An electrode was manufactured by coating an ion conductive layer composed of polyethyleneimine polymer, silver, lithium salt, and carbon black on the surface of a copper current collector. The ion conductive substrate fabricated this way can operate the battery by effectively receiving and releasing lithium ions during charging and discharging. Credit: POSTECH
The number of newly registered electric vehicles (EVs) in Korea surpassed 100,000 units last year alone. Norway is the only other country to match such numbers. The core materials that determine the battery life and charging speed of now commonly seen EVs are anode materials. Korea’s domestic battery industry has been committed to finding revolutionary ways to increase the battery capacity by introducing new technologies or other anode materials. But what if we get rid of anode materials altogether?
A POSTECH research team led by Professor Soojin Park and Ph.D. candidate Sungjin Cho (Department of Chemistry) in collaboration with Professor Dong-Hwa Seo and Dr. Dong Yeon Kim (School of Energy and Chemical Engineering) at Ulsan Institute of Science and Technology (UNIST) have developed anode-free lithium batteries with performance of long battery life on a single charge.

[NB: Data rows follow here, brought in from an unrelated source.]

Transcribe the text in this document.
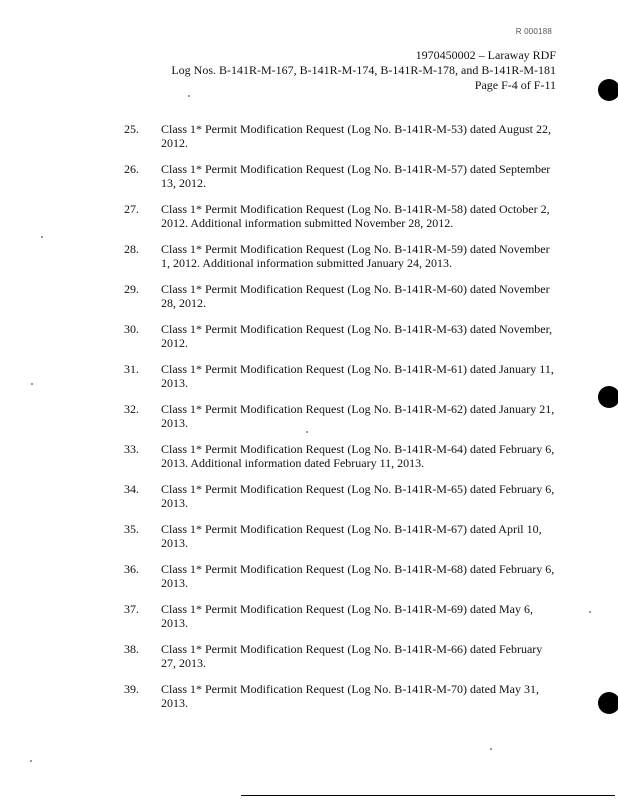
R 000188
1970450002 – Laraway RDF
Log Nos. B-141R-M-167, B-141R-M-174, B-141R-M-178, and B-141R-M-181
Page F-4 of F-11
25.	Class 1* Permit Modification Request (Log No. B-141R-M-53) dated August 22,
2012.
26.	Class 1* Permit Modification Request (Log No. B-141R-M-57) dated September
13, 2012.
27.	Class 1* Permit Modification Request (Log No. B-141R-M-58) dated October 2,
2012. Additional information submitted November 28, 2012.
28.	Class 1* Permit Modification Request (Log No. B-141R-M-59) dated November
1, 2012. Additional information submitted January 24, 2013.
29.	Class 1* Permit Modification Request (Log No. B-141R-M-60) dated November
28, 2012.
30.	Class 1* Permit Modification Request (Log No. B-141R-M-63) dated November,
2012.
31.	Class 1* Permit Modification Request (Log No. B-141R-M-61) dated January 11,
2013.
32.	Class 1* Permit Modification Request (Log No. B-141R-M-62) dated January 21,
2013.
33.	Class 1* Permit Modification Request (Log No. B-141R-M-64) dated February 6,
2013. Additional information dated February 11, 2013.
34.	Class 1* Permit Modification Request (Log No. B-141R-M-65) dated February 6,
2013.
35.	Class 1* Permit Modification Request (Log No. B-141R-M-67) dated April 10,
2013.
36.	Class 1* Permit Modification Request (Log No. B-141R-M-68) dated February 6,
2013.
37.	Class 1* Permit Modification Request (Log No. B-141R-M-69) dated May 6,
2013.
38.	Class 1* Permit Modification Request (Log No. B-141R-M-66) dated February
27, 2013.
39.	Class 1* Permit Modification Request (Log No. B-141R-M-70) dated May 31,
2013.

The newly developed anode-free battery has a volumetric energy density of 977 Wh/L which is 40% higher than the conventional batteries (700 Wh/L). This means that the battery can run for 630 km on a single charge.

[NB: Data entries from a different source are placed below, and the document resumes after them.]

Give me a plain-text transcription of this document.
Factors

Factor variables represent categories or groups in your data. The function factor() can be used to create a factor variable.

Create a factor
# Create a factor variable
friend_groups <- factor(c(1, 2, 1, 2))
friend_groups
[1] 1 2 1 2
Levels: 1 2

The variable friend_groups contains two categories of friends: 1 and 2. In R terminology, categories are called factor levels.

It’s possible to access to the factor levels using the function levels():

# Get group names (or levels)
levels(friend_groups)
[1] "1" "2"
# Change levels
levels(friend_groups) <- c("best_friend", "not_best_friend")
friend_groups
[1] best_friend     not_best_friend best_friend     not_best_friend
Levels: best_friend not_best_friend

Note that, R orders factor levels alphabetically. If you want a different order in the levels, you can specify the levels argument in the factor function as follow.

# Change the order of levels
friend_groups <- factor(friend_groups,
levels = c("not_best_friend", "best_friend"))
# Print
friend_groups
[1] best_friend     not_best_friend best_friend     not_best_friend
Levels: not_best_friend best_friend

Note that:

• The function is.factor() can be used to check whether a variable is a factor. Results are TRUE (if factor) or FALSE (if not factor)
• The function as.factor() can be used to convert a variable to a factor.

Batteries usually change the structure of anode materials as lithium ions flow to and from the electrode during repetitive charging and discharging. This is why the battery capacity decreases over time.

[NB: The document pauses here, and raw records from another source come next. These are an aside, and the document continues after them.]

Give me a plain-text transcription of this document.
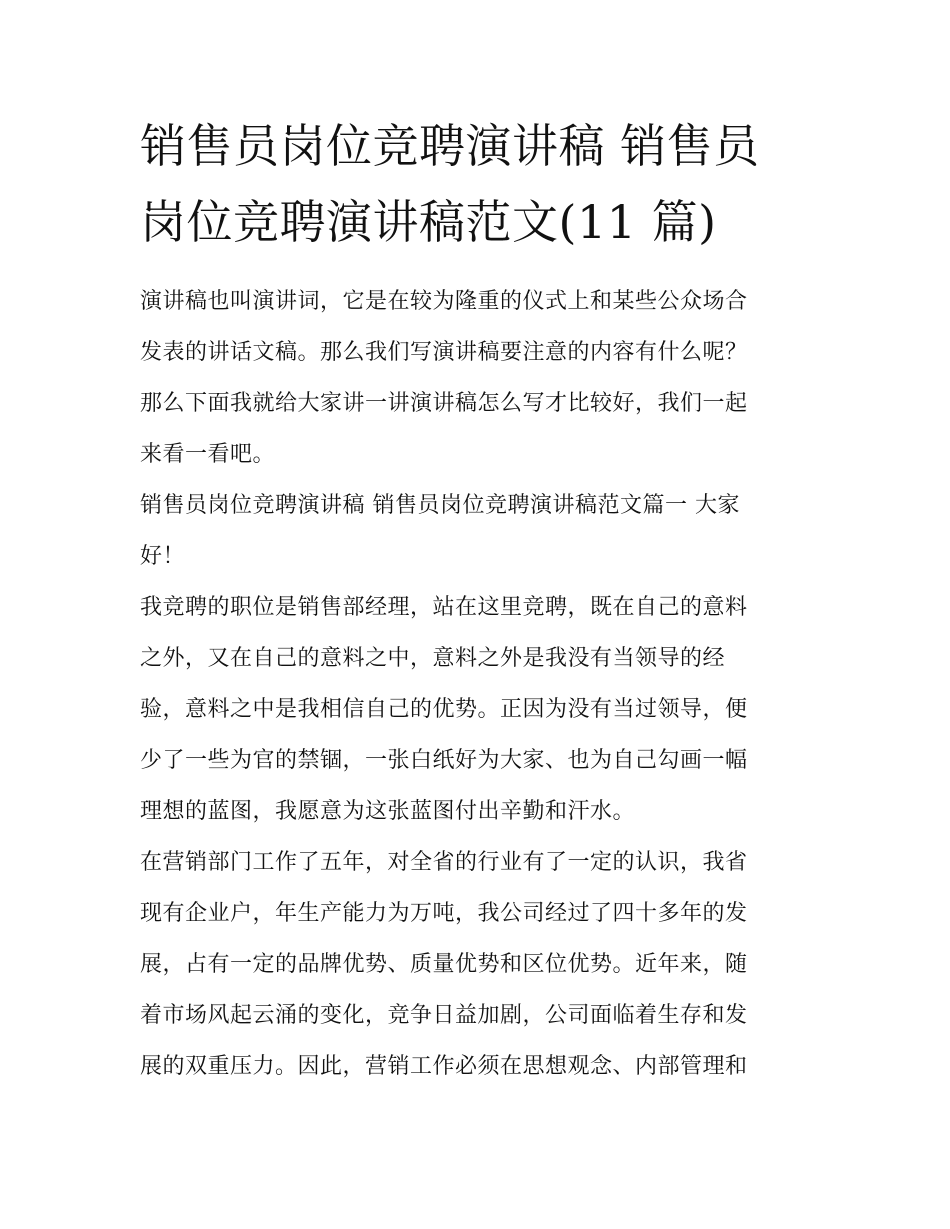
销售员岗位竞聘演讲稿 销售员
岗位竞聘演讲稿范文(11 篇)

演讲稿也叫演讲词，它是在较为隆重的仪式上和某些公众场合
发表的讲话文稿。那么我们写演讲稿要注意的内容有什么呢？
那么下面我就给大家讲一讲演讲稿怎么写才比较好，我们一起
来看一看吧。

销售员岗位竞聘演讲稿 销售员岗位竞聘演讲稿范文篇一 大家
好！

我竞聘的职位是销售部经理，站在这里竞聘，既在自己的意料
之外，又在自己的意料之中，意料之外是我没有当领导的经
验，意料之中是我相信自己的优势。正因为没有当过领导，便
少了一些为官的禁锢，一张白纸好为大家、也为自己勾画一幅
理想的蓝图，我愿意为这张蓝图付出辛勤和汗水。

在营销部门工作了五年，对全省的行业有了一定的认识，我省
现有企业户，年生产能力为万吨，我公司经过了四十多年的发
展，占有一定的品牌优势、质量优势和区位优势。近年来，随
着市场风起云涌的变化，竞争日益加剧，公司面临着生存和发
展的双重压力。因此，营销工作必须在思想观念、内部管理和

It was thought that if it was possible to charge and discharge only with a bare anode current collector without anode materials, the energy density—which determines the battery capacity—would increase. However, this method had a critical weakness which causes significant swelling of the anode volume and reduces the battery lifecycle. It swelled because there was no stable storage for lithium in the anode.
To overcome this issue, the research team succeeded in developing an anode-free battery in a commonly-used carbonate-based liquid electrolyte by adding an ion conductive substrate. The substrate not only forms an anode protective layer but also helps minimize the bulk expansion of the anode.
The study shows that the battery maintained high capacity of 4.2 mAh cm-2 and high current density of 2.1 mA cm-2 for a long period in the carbonate-based liquid electrolyte. It was also proven both in theory and through experiments that substrates can store lithium.
Further, what’s drawing even more attention is that the team successfully demonstrated the solid- state half-cells by using Argyrodite-based sulfide-based solid electrolyte. It is anticipated that this battery will accelerate the commercialization of non-explosive batteries since it maintains high capacity for longer periods.
The study was recently published in Advanced Functional Materials.